— Слушай, Мэбс, к чему такое ужасное выражение лица? — говорит Магнус, желая ее растормошить. — Разве тебе не по вкусу наш новый Schloss?
— Ты рассмешил меня, и я улыбнулась.
— Это не было похоже на улыбку, — говорит Магнус и сам изображает улыбку. — С моего места это виделось скорее как гримаса.
В Мэри закипает раздражение, и, как всегда, она не в силах его сдержать. Замышленное, хоть еще и не совершенное преступление, заставляет ее чувствовать себя виноватой.

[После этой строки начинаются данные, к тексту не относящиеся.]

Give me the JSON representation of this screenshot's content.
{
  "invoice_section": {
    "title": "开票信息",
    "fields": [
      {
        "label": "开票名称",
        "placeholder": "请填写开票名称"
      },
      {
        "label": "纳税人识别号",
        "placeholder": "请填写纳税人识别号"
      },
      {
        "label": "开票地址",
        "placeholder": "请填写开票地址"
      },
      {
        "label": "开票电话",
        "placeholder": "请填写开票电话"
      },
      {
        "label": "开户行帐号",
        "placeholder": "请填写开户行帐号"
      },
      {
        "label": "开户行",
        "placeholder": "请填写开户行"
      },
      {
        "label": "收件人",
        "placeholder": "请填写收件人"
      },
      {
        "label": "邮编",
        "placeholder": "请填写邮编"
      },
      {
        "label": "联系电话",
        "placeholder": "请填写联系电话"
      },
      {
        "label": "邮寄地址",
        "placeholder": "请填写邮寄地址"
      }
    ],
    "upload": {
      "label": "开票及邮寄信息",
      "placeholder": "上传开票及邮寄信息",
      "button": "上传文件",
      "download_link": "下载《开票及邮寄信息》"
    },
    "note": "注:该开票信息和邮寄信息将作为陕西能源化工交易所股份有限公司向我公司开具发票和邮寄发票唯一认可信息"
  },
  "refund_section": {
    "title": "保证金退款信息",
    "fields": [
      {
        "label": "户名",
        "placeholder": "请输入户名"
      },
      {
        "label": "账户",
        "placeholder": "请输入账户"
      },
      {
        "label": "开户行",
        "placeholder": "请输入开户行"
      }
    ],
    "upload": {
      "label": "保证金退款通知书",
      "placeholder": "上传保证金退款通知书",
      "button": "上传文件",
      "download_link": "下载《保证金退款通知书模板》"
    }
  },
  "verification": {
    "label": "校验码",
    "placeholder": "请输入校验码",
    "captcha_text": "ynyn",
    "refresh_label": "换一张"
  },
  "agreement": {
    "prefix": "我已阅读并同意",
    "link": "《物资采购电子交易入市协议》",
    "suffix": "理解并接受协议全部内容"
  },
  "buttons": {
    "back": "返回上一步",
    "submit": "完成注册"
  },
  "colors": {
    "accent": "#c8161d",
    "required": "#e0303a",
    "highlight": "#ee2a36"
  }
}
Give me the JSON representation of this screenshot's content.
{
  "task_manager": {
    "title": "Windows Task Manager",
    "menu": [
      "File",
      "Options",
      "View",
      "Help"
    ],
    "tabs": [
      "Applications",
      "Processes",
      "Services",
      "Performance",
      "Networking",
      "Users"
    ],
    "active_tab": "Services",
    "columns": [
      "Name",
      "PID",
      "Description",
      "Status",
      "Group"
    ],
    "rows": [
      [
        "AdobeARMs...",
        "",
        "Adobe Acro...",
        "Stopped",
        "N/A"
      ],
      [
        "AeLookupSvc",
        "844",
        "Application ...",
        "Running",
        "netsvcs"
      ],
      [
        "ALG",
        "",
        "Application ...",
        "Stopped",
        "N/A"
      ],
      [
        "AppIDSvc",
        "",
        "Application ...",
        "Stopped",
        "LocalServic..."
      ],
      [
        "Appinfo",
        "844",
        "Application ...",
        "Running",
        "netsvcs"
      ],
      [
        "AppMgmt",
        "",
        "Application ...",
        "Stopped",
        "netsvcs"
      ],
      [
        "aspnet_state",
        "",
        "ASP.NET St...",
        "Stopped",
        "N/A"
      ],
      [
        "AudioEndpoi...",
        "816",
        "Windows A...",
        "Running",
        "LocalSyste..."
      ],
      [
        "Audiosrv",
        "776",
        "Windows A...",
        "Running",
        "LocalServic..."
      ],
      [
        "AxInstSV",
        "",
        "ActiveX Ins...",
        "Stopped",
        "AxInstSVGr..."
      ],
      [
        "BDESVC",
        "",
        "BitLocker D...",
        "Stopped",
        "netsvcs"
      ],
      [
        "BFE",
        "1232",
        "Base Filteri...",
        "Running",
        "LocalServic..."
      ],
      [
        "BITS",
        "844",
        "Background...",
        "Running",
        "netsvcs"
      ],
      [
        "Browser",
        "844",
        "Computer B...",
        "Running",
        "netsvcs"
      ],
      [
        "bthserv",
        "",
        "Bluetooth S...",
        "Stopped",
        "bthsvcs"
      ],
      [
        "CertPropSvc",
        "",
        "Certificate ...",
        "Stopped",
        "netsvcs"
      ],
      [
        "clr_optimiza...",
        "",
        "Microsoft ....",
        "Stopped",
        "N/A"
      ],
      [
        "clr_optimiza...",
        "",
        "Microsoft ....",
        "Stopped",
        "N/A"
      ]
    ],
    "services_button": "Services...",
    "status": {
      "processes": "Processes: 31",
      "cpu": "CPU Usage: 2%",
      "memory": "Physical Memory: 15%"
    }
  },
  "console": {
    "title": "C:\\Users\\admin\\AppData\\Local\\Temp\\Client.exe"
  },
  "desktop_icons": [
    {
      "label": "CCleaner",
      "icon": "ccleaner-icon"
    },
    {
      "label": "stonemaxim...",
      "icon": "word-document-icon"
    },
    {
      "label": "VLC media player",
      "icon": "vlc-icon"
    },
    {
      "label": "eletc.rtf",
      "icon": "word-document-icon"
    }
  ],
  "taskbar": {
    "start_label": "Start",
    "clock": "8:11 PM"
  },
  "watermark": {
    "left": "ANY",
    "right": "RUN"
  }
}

— Вот ты о чем! — резко отчеканивает она. — Хочешь сказать, что не на ту тратишь свое остроумие!
И, ошарашенная собственной грубостью, Мэри заливается слезами, в то время как ее судорожно сжатые кулаки барабанят по подлокотникам плетеного кресла. Но Магнус ничуть не обескуражен. Магнус ставит на стол, рюмку, подходит к ней. Он нежно похлопывает ее по руке, ожидая, когда она обратит на него внимание. Он заботливо отставляет от нее рюмку. Несколько минут спустя пружины их новой кровати стонут и воют, как целый оркестр настраиваемых духовых инструментов, потому что на помощь Магнусу приходит отчаянное желание. Он ведет себя с ней так, будто они видятся в последний раз. Он укрывается в ней, будто она его единственное прибежище, и Мэри покорно разделяет с ним этот пыл. Она силится угнаться за ним, она кричит: «О, пожалуйста, пожалуйста, ради Бога!» Наконец это происходит, и на один благословенный миг вся мерзость этого мира для Мэри перестает существовать.
— Мы, между прочим, будем жить здесь под фамилией Пембрук, — говорит Магнус через паузу, но все-таки раньше, чем хотелось бы.
Пембрук — это один из рабочих псевдонимов Магнуса. Паспорт на имя Пембрука у него в чемоданчике, она там уже его обнаружила. Фотография на паспорте искусно смазана — это может быть Магнус, а может — и кто-то другой. Когда она занималась подделкой документов в Берлине, такие фотографии они называли «плывунами».
— А Тому что я скажу?
— Зачем ему вообще говорить?
— Фамилия нашего сына — Пим. Ему может показаться странным, если ему скажут, что отныне он Пембрук.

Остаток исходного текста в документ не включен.